What the Future Held
The Wall Street Journal|December 28, 2024
Making predictions isn't like peering into a crystal ball. It more often resembles looking in a mirror. Futurologists see in their visions the anxieties of their own time.
KATRINA GULLIVER
What the Future Held

IN THE YEAR 2000, people will get around with personal flying suits and have food brought to them by pneumatic tube. That's the kind of vision of tomorrow that was being presented a century earlier. The future was coming, and it would be magical. Techno optimism, with a dash of fantasy.

By the late 20th century, the future boosters were competing with doomers, who warned of overpopulation, environmental catastrophe, nuclear war. The future was coming all right, and you might not like it.

In "A Century of Tomorrows," Glenn Adamson, a cultural historian and the author of "Fewer, Better Things" (2018) offers a sweeping survey of future predictions, from 19th-century science fiction to Grace Jones at Studio 54. As Mr. Adamson describes it, futurology is growing in importance. "The increasing legitimacy of futurology is one of modernity's defining features: In an era of acceleration, when the future seems to arrive faster and faster, technical and scientific means have been deployed both in the service of that acceleration and in an attempt to predict its course." But, depending on how you define it, futurology has always been important. In the ancient world, emperors would turn to their haruspex to predict the outcome of a battle. Shamans would be consulted for their visions of what lay ahead.
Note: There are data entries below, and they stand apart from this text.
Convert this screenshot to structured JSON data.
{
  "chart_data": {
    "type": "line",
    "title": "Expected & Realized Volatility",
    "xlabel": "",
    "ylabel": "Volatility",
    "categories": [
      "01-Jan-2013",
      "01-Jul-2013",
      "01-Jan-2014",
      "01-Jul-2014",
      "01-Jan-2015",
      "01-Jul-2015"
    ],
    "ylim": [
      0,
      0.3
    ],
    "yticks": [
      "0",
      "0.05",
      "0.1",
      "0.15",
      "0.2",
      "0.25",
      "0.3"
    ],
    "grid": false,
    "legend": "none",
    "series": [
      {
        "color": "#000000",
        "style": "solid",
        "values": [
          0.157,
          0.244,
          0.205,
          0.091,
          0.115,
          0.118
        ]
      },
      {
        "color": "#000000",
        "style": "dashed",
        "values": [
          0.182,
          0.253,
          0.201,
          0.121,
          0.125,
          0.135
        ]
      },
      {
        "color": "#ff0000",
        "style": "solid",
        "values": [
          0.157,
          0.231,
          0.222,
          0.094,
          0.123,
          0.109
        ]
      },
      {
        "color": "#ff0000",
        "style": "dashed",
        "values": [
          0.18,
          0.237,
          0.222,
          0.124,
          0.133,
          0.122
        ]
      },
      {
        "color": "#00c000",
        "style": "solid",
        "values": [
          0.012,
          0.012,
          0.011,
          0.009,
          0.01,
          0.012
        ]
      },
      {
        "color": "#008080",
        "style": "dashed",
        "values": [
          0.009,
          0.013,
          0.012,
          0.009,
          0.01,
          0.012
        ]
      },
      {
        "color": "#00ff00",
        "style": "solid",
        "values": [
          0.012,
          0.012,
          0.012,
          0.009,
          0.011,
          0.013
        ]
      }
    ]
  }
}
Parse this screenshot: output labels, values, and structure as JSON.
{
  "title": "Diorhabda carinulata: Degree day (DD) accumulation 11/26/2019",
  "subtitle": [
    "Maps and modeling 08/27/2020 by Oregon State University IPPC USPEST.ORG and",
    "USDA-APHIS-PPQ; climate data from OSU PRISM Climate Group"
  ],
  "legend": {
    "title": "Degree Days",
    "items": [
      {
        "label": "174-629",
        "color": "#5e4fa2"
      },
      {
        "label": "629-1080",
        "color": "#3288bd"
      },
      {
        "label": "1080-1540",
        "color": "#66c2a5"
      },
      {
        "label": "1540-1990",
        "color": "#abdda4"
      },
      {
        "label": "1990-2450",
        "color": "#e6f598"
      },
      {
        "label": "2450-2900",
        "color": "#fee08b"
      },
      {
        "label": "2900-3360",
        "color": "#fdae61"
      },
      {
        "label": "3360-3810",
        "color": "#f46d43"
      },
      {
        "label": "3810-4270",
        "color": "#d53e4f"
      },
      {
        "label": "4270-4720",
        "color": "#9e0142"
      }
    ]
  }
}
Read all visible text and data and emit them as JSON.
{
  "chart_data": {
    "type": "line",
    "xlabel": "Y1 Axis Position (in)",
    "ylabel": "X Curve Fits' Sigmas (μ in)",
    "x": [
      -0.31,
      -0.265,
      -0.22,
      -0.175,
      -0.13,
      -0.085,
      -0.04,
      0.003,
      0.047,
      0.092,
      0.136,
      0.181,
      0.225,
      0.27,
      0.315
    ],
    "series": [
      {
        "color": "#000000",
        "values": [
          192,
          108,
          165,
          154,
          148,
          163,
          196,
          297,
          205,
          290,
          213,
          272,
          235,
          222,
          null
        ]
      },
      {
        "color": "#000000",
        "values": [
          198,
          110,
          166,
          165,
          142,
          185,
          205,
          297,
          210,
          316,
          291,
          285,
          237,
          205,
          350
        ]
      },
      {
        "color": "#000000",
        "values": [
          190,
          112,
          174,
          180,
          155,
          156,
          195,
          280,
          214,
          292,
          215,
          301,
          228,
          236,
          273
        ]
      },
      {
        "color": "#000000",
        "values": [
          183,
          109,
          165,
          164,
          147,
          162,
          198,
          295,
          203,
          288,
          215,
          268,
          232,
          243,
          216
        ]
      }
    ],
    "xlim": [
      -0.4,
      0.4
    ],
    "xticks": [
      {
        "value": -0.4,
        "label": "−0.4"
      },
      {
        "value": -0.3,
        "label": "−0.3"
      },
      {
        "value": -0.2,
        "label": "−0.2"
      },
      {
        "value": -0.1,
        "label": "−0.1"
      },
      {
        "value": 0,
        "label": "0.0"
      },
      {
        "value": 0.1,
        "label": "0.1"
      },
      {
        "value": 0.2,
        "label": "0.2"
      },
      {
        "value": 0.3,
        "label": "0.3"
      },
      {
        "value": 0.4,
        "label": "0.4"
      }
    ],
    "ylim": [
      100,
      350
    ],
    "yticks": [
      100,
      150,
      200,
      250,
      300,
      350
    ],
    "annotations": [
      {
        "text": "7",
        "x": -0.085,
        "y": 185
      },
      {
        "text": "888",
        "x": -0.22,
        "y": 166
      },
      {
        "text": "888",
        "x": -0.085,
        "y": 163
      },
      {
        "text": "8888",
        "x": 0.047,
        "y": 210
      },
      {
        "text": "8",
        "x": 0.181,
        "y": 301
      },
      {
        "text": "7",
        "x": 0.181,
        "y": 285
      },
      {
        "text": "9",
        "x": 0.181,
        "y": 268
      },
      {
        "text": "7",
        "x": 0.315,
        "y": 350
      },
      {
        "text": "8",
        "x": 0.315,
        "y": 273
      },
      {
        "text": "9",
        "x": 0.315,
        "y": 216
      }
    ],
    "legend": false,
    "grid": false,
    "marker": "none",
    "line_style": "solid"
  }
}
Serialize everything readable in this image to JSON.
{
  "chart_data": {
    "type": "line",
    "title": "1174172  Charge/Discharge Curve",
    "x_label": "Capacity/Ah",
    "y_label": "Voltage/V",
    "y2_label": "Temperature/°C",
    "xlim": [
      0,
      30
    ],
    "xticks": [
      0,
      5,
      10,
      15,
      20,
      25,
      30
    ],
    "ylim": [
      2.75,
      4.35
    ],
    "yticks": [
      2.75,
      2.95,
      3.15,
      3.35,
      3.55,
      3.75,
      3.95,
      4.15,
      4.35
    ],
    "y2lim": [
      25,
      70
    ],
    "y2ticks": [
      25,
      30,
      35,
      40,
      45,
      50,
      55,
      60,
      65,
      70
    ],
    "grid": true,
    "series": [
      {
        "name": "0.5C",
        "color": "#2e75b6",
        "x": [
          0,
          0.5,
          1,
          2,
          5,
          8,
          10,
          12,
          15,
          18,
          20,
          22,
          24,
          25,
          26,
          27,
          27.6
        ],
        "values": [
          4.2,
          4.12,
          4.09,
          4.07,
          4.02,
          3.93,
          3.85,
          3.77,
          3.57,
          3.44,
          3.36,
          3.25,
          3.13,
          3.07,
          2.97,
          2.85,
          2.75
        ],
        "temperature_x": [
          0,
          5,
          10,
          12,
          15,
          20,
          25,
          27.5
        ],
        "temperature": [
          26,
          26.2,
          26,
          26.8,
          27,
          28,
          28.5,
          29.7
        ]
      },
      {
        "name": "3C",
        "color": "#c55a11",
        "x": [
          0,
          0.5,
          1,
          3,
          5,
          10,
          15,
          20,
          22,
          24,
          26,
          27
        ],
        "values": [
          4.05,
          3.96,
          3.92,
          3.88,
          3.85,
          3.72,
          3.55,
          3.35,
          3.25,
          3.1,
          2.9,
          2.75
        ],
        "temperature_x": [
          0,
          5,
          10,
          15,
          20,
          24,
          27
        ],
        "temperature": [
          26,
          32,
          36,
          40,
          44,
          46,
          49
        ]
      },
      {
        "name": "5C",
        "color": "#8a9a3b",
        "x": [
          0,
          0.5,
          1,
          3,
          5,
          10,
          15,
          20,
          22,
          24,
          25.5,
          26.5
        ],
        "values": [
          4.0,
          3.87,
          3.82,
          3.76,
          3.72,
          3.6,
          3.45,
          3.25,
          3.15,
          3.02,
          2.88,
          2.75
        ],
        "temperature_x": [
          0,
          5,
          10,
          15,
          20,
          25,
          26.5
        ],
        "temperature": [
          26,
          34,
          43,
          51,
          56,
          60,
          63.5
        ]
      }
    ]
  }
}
Mysticism has long been interwoven with "scientific" futurology. Mr. Adamson demonstrates this with a story about tarot cards. The modern deck, with which most of us are familiar, was created in 1909. Far from a lingering remnant of medieval culture, it was a reinvention for the era of mass production, sold with a mythology. Its designers were members of the Hermetic Order of the Golden Dawn, one of many occult groups that emerged in the late 1800s.

They reimagined the tarot from centuries earlier, adjusting the figures and symbolism to fit their view. Mass production meant millions of decks could be sold.